Тихо стало в классе, и слышно было, как гневно стучали каблуки Викниксора за дверью.
– Вот тебе и «цыпленок жареный», – буркнул Японец, но никто не подхватил его шутки. Все молчали. Янкель сидел, опустив голову на руки, согнувшись и касаясь горячим лбом верхней доски парты. Лица его не было видно.
Стояли в уборной Янкель и Пантелеев. Янкель, затягиваясь папироской, горячо и запальчиво говорил:
– Ты как желаешь, Ленька, а я ухожу. Проживу у матки неделю, соберусь – и тогда на юг. Больше нечего ждать. Сидеть в пятом разряде не хочу – не маленький.
– А как же Витя? Думаешь, отпустит? – сказал Пантелеев.
– А что Витя? Пойду к нему, поговорю. Он поймет. Дело за тобой. Говори прямо, останешься или тоже… как сговорились?
На несколько секунд задумался Пантелеев.
Гришкины глаза тревожно-вопросительно впились в скуластое лицо товарища.
– Ну как?
– Что «как»? Едем, конечно!..
Облегченный вздох невольно вырвался из груди Янкеля.
– Давай руку!
– Айда к Викниксору! – засмеялся Пантелеев.
– Айда! – сказал Янкель.
Шли, не слышали обычного шума, не видели сутолоки, беготни малышей, вообще ничего вокруг не видели. Остановившись передохнуть у дверей Викниксоровой квартиры, невольно поглядели на сцену, снова оголенную, и Янкель скрипнул зубами.

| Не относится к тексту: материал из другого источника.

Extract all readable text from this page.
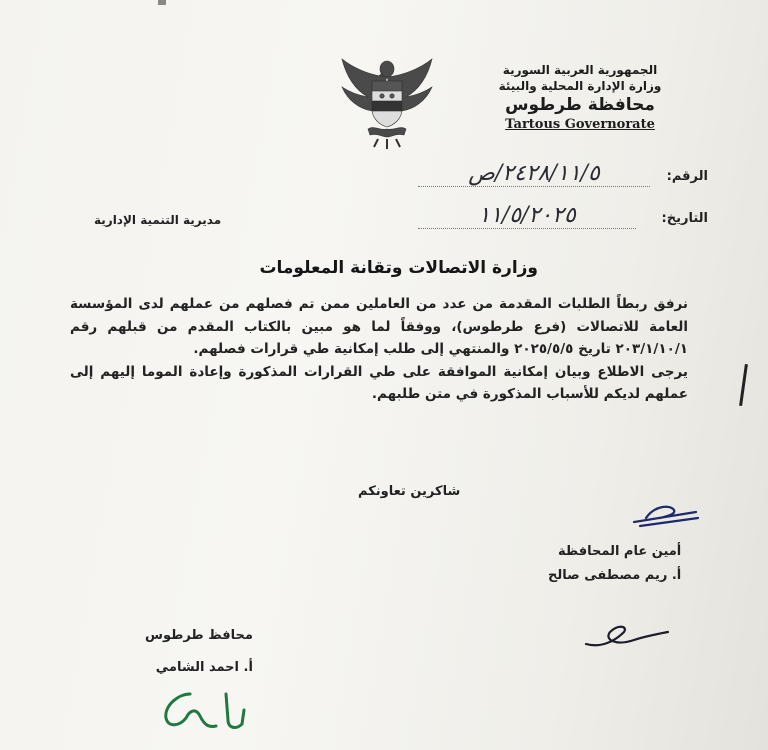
الجمهورية العربية السورية
وزارة الإدارة المحلية والبيئة
محافظة طرطوس
Tartous Governorate
الرقم:
٢٤٢٨/١١/٥/ص
التاريخ:
١١/٥/٢٠٢٥
مديرية التنمية الإدارية
وزارة الاتصالات وتقانة المعلومات

نرفق ربطاً الطلبات المقدمة من عدد من العاملين ممن تم فصلهم من عملهم لدى المؤسسة العامة للاتصالات (فرع طرطوس)، ووفقاً لما هو مبين بالكتاب المقدم من قبلهم رقم ٢٠٣/١/١٠/١ تاريخ ٢٠٢٥/٥/٥ والمنتهي إلى طلب إمكانية طي قرارات فصلهم.

يرجى الاطلاع وبيان إمكانية الموافقة على طي القرارات المذكورة وإعادة الموما إليهم إلى عملهم لديكم للأسباب المذكورة في متن طلبهم.

شاكرين تعاونكم
أمين عام المحافظة
أ. ريم مصطفى صالح
محافظ طرطوس
أ. احمد الشامي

– Сволочи. Это новички сперли, не иначе. Наши ребята не способны теперь на это.
– Ну ладно, идем.
Вошли в знакомый, до мельчайших подробностей примелькавшийся за долгое пребывание в школе кабинет и остановились перед заведующим.
Викниксор сидел у стола, надвинув на глаза картонный козырек, и читал. Подняв козырек, он поглядел на ребят.
– В чем дело?
Янкель выступил вперед и заговорил нетвердым, но решительным голосом.
– Виктор Николаевич, – сказал он, – мы хотим уйти из школы!.. Да, мы хотим уйти из школы, потому что мы уже выросли.
Викниксор сбросил козырек и с чуть заметной усмешкой с ног до головы оглядел ребят, будто желая удостовериться, действительно ли они выросли. Перед ним стояли те же ребята, даже на лицах мелькало легкое волнение, обычное при разговоре с воспитателем, но в голосе Гриши Черных, воспитанника четвертого отделения, Викниксору послышались новые, неслыханные нотки.
Мужественно говорил Гриша Черных:
– Виктор Николаевич, ей-богу, мы выросли. Когда я пришел в школу, мне было тринадцать лет. Я многого не понимал. Десять уроков в день я истолковывал как наказание. Тогда мне казалось, что уроки и изолятор – одно и то же. Тогда я боялся изолятора. Теперь мне шестнадцать лет, и я не могу мириться с узкими рамками школьного режима. Да, не могу… При всем моем уважении к изолятору, к пятому разряду и к вам, Виктор Николаевич…
– Да, и к вам, Виктор Николаевич, – поддакнул Пантелеев, и Викниксор, взглянув на Леньку, вспомнил, вероятно, как два с половиной года назад он разговаривал с этим парнем – здесь, в этом кабинете, у этого же стола.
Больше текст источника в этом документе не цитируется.